I know other RAID systems that they re-build as soon as they detect another compatible drive to make the RAID again, but I don’t know if ZFS RAIDs work the same or it’s something different.

I’ll be grateful if someone can clarify this to me. Thank you for reading!

I don’t think there is such a feature. Are you talking about taking it offline, perhaps?

Yes! That one. If I put a drive offline and set it up online again, the RAID will re-build by itself?? Or I’ll have to configure it manually?

As far as I understand it, you need to tell TrueNAS that you are replacing the disk, and in case there is already something on the new disk, tell it to discard that data. See Replacing Disks.

A tip: when I considered moving to TrueNAS, I’ve created a virtual machine with a few virtual disks to play with it without risking losing any data.

1 Like

Not when you’re putting a disk back online that had been part of the pool; in that case it will resilver automatically.

Thanks for your answer dan!
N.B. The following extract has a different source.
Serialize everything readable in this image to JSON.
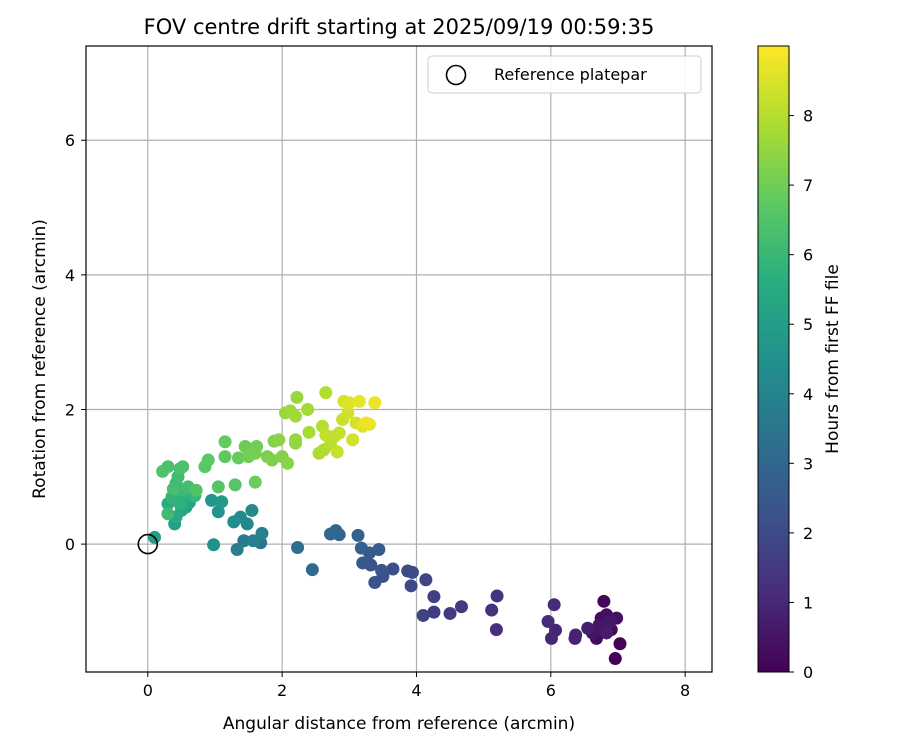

Just to be cautious, I’ll follow the advice of numo68 and test this on a TrueNAS VM first.

Hardware RAID and ZFS RAIDZ works a bit differently.
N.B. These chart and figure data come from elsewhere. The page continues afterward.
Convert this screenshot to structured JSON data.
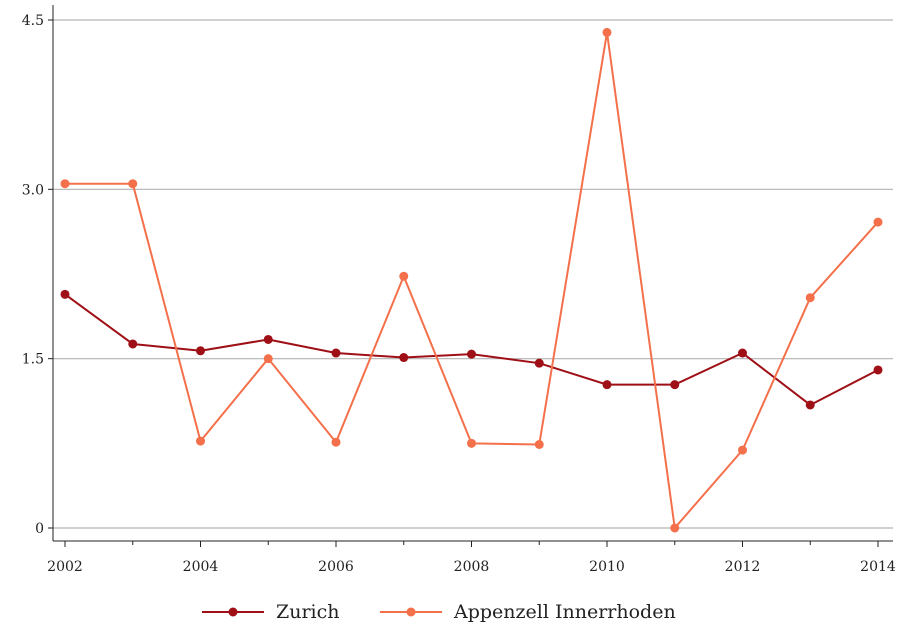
{
  "chart_data": {
    "type": "line",
    "title": "",
    "xlabel": "",
    "ylabel": "",
    "x": [
      2002,
      2003,
      2004,
      2005,
      2006,
      2007,
      2008,
      2009,
      2010,
      2011,
      2012,
      2013,
      2014
    ],
    "x_ticks": [
      "2002",
      "2004",
      "2006",
      "2008",
      "2010",
      "2012",
      "2014"
    ],
    "y_ticks": [
      "0",
      "1.5",
      "3.0",
      "4.5"
    ],
    "xlim": [
      2002,
      2014
    ],
    "ylim": [
      0,
      4.5
    ],
    "grid": "horizontal",
    "legend_position": "bottom",
    "series": [
      {
        "name": "Zurich",
        "color": "#9e0f16",
        "values": [
          2.07,
          1.63,
          1.57,
          1.67,
          1.55,
          1.51,
          1.54,
          1.46,
          1.27,
          1.27,
          1.55,
          1.09,
          1.4
        ]
      },
      {
        "name": "Appenzell Innerrhoden",
        "color": "#f4704b",
        "values": [
          3.05,
          3.05,
          0.77,
          1.5,
          0.76,
          2.23,
          0.75,
          0.74,
          4.39,
          0.0,
          0.69,
          2.04,
          2.71
        ]
      }
    ]
  }
}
With hardware RAID, no matter what, as soon has a drive is removed and inserted back into the array, the entire disk is going to be rewritten, even if only a few MB of data is present in the array.

By comparison, ZFS will only focus on how much data is actually used on a disk. So if you have a few MB of data, only the few MB of data required to restore redundancy is written to the drive.

When ZFS sees a disk was removed and added back again, ZFS will first identify if the disk is the missing disk, and if so should start resilvering the pool. I think it might compare the metadata and figure out if there is a need to resilver or it might start resilvering but only recover the missing bits. It won’t touch valid blocks.

ZFS will tell you how much data has been resilvered (actively rewritten) in the process. It could be just a few blocks.

If you decided to replace the drive and selected to wipe the data on the new drive, then resilvering will take care of recreating the redundancy on the drive based on the amount of data in use.

Hi Apollo, thanks for your reply.

In my case, the RAIDs are made of 6 drives. If I’m getting right your explanation, this means that if I turn offline for example the ‘sdf’ drive, the RAID that uses that drive will get DEGRADED, and when I turn online again the exact same drive, the RAID will resilver by itself and because of the RAID has 4 storage drives and 2 spares, I shouldn’t lose data, right?

Please confirm or correct me if I’m wrong.

Hardware RAID and ZFS RAIDZ works a bit differently.

With hardware RAID, no matter what, as soon has a drive is removed and inserted back into the array, the entire disk is going to be rewritten, even if only a few MB of data is present in the array.

By comparison, ZFS will only focus on how much data is actually used on a disk. So if you have a few MB of data, only the few MB of data required to restore redundancy is written to the drive.

When ZFS sees a disk was removed and added back again, ZFS will first identify if the disk is the missing disk, and if so should start resilvering the pool. I think it might compare the metadata and figure out if there is a need to resilver or it might start resilvering but only recover the missing bits. It won’t touch valid blocks.

ZFS will tell you how much data has been resilvered (actively rewritten) in the process. It could be just a few blocks.

If you decided to replace the drive and selected to wipe the data on the new drive, then resilvering will take care of recreating the redundancy on the drive based on the amount of data in use.

You should be able to evaluate the different scenarios based on the different .

If you offline “sdf”, “the RAID that uses that drive will get DEGRADED“ better worded as the pool with the missing “sdf” drive will become degraded.

If your pool is using RAIDZ2 with 6 drives wide, then you get 4 disk with 2 disk as redundancy, but it is not what I described the issue in your case. With RAIDZ2, you will be fine, but the issue is related to importing a drive into an faulted one.

So you need to read my post again and search and learn from the internet. You need to coroborate my findings against the noise.

There is a lot of subtleties/nuances in ZFS dialect you need to be made aware of.